Quantum-droplet interferometry

TL;DR

This paper introduces quantum droplet-based atom interferometers utilizing harmonic-oscillator and ring-shaped potentials, highlighting their potential for precise measurements like tilt, target detection, and rotation sensing.

Contribution

It presents novel interferometer configurations using quantum droplets in harmonic and ring traps, analyzing their performance and potential applications.

Findings

Optimal barrier parameters for 50:50 splitting identified

Post-recombination atom-number imbalance indicates phase difference

HO setup can function as a tilt-meter and target detector

Abstract

We propose atom interferometers based on quantum droplet (QD), which is also being reported as a superior platform for interferometry. The emphasis has been given to harmonic-oscillator (HO) or ring-shaped potentials.
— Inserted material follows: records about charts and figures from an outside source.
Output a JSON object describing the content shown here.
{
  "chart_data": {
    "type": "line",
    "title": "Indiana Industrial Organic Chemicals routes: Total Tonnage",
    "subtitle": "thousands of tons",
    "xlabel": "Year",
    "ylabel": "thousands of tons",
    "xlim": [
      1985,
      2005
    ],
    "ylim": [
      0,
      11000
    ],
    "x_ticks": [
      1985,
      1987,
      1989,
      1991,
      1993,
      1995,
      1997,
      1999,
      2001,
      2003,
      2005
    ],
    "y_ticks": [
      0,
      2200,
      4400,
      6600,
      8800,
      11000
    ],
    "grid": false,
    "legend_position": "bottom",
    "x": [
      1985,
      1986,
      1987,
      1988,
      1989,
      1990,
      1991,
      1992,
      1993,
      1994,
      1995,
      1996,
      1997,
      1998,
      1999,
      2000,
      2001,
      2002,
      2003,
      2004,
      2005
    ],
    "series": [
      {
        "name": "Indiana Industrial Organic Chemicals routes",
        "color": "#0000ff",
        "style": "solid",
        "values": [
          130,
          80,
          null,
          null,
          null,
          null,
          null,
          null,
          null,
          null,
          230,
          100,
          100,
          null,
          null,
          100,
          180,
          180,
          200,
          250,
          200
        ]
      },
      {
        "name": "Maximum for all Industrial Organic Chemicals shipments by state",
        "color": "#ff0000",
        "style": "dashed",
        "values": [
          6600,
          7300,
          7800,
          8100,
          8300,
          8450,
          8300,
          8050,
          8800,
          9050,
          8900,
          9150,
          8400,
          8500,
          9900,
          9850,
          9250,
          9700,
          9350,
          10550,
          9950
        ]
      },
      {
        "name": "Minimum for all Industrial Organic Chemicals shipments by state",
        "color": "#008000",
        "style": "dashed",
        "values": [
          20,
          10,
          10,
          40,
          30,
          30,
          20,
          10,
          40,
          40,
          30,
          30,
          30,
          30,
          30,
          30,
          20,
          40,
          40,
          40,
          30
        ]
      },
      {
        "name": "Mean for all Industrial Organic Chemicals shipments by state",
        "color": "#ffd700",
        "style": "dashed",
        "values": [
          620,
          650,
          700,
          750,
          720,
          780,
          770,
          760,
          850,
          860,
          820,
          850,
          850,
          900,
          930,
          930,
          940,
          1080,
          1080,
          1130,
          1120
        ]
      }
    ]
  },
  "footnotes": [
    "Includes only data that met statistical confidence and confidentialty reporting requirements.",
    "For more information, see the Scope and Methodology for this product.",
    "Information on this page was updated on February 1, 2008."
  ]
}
In the HO trap, a Gaussian barrier induces coherent splitting; in the ring, one or two barriers guide the splitting and subsequent recombination. The atom number and relative mean-field interaction strength critically affect the interferometric performance. The transmission-coefficient analysis identifies values of the barrier parameters for the balanced $50:50$ splitting. The post-recombination atom-number imbalance serves as a sensitive indicator of the relative phase between merging daughter QDs. We demonstrate that the HO-based setup may serve as a tilt-meter and target detector, and the ring geometry may be used as a compact QD Sagnac interferometer for rotation sensing.